Claro. O Estado falhou. Eu próprio, quando vejo pessoas em desespero, a fugir ao fogo em contramão, comandantes de bombeiros a dizer "por amor de Deus, ajudem-me que não sei o que hei-de fazer", acho que a dúvida é legítima. E não encontro nenhum melhor motivo para censurar o Governo que é o Estado falhar no que é mais essencial, a protecção de vidas.
Esta moção parece quase por encomenda do PR. Houve articulação?
Não, de todo. Acho o momento excessivamente grave para qualquer tipo de calculista político. A presidente do partido reuniu a comissão directiva, houve unanimidade, e por questão de cortesia informou o sr Presidente da República. A articulação que houve é esta, que é questão de respeito institucional.
O que é que o Presidente quis dizer quando afirma que se a moção do CDS for aprovada se evita um equívoco?
Que o Presidente foi certeiro. Acho que se evita uma espécie... do que tem sido a vida parlamentar nestes dois anos, que é os partidos que estão mas não estão.
PCP e Bloco?
Claro. O Presidente disse-o: quer um novo ciclo para ser feito o que é preciso fazer. E que para ser feito...
O PR responsbilizou o PCP e Bloco pelo que sair destas decisões?
A minha interpretação é essa.
O CDS entregará a moção esta semana, será votada na próxima semana. Tendo em conta que haverá Conselho de Ministros no sábado, o chumbo da censura não vai reforço de legitimidade do Governo?
Acho que não, mas mesmo que desse o CDS faz bem em apresentar uma moção de censura. Repito: esta não é uma moção calculista. É para dar corpo político a uma indignação de um país, que viu em quatro meses perderem a vida mais de 100 pessoas. Para ser frontal: isso para nós não foi calculado. Para mim é indiferente se sai reforçado ou não sai. É preciso que, quando o Estado falha, que o Estado seja censurado. Se sai reforçado ou não, saberão PCP, BE, Verdes e PS.
Acha possível um outro Governo com este Parlamento
Não é possível com este PS, que escolheu legitimamente virar à esquerda, escolheu os seus parceiros. A líder do CDS foi muito clara logo a seguir às autárquicas que só faria neste contexto coligação com o PSD. Por isso, acho que não.

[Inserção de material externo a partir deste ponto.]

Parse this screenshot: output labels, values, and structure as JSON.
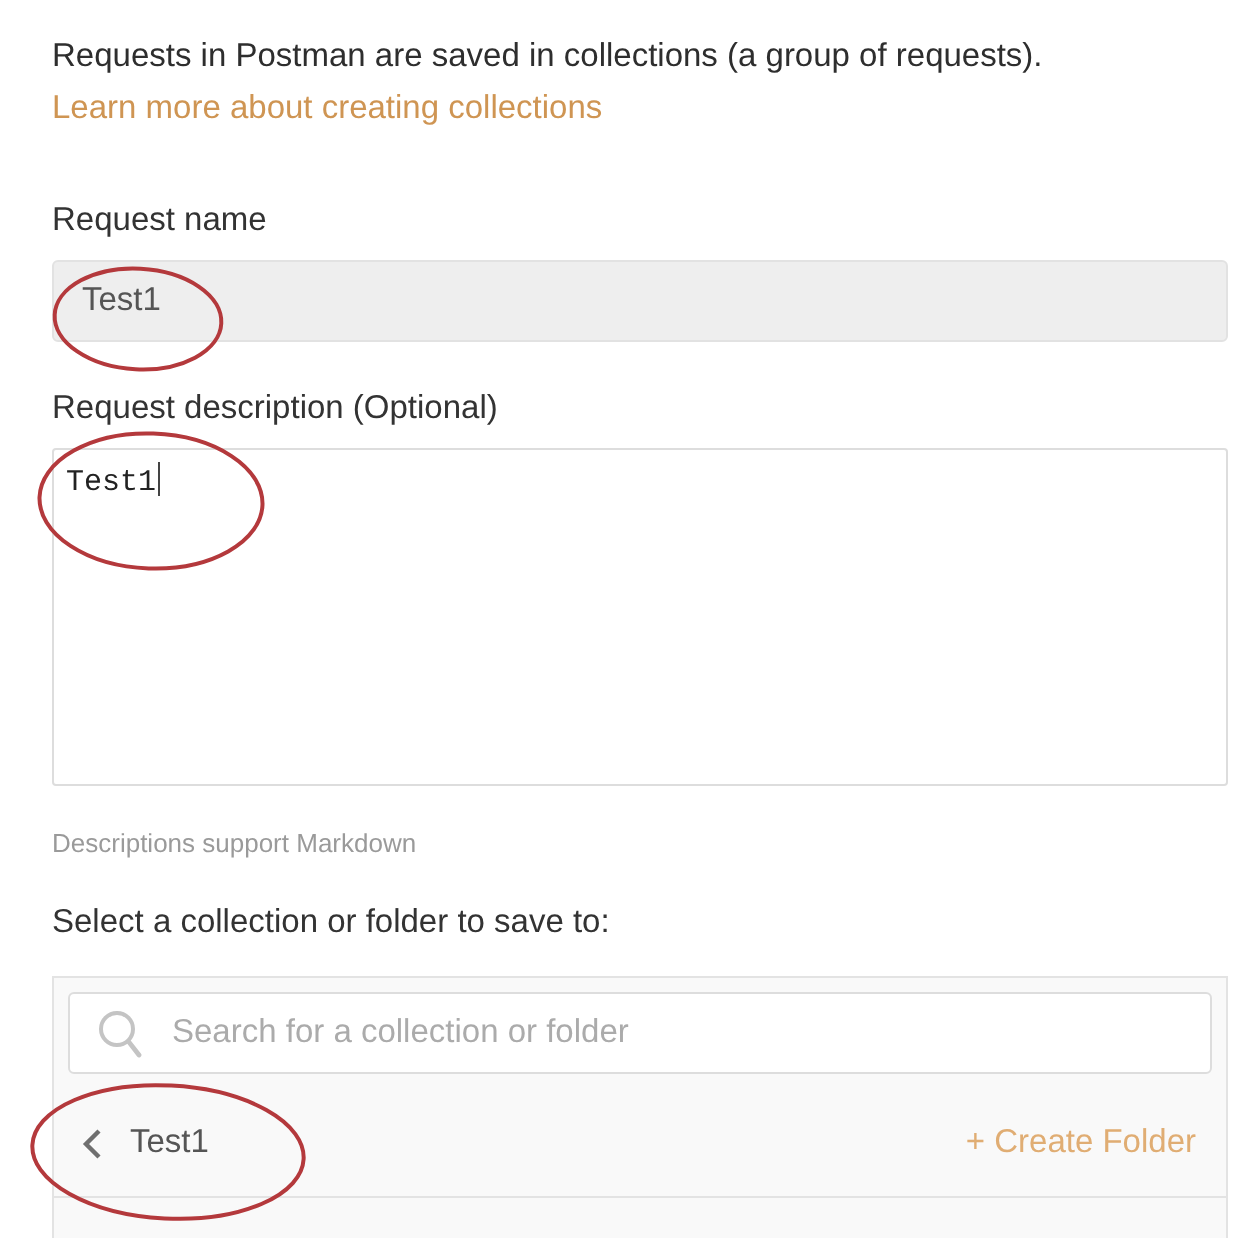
{
  "intro": {
    "text": "Requests in Postman are saved in collections (a group of requests).",
    "link": "Learn more about creating collections"
  },
  "request_name": {
    "label": "Request name",
    "value": "Test1",
    "circled": true
  },
  "request_description": {
    "label": "Request description (Optional)",
    "value": "Test1",
    "focused": true,
    "circled": true,
    "hint": "Descriptions support Markdown"
  },
  "collection_picker": {
    "label": "Select a collection or folder to save to:",
    "search": {
      "placeholder": "Search for a collection or folder"
    },
    "current": {
      "name": "Test1",
      "circled": true
    },
    "create_folder": "+ Create Folder"
  }
}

O PR disse que esta era a última oportunidade do Governo. Se acontecer nova tragédia, nesta Assembleia há soluções ou teremos que ir para eleições?
Acho muito difícil, mas há aí variáveis que, num cenário desses, eu desconheço. Se o líder do PS continuará a ser ou não António Costa, desconheço quem será o próximo presidente do PSD.
A crise do PSD não impede que se possa pensar em eleições?
O estado do PSD é isso mesmo, é o estado do PSD. É um partido que percorreu com o CDS um caminho muito difícil, mas que salvou o país de uma situação de emergência e de forma leal. Por isso merece a nossa lealdade e o nosso respeito. A forma de demonstrar respeito pelo PSD é não fazer nenhum comentário. Mas esta moção de censura também não foi uma espécie de marcação ao PSD. Não foi. Não foi um truque, não foi uma táctica, foi uma indignação.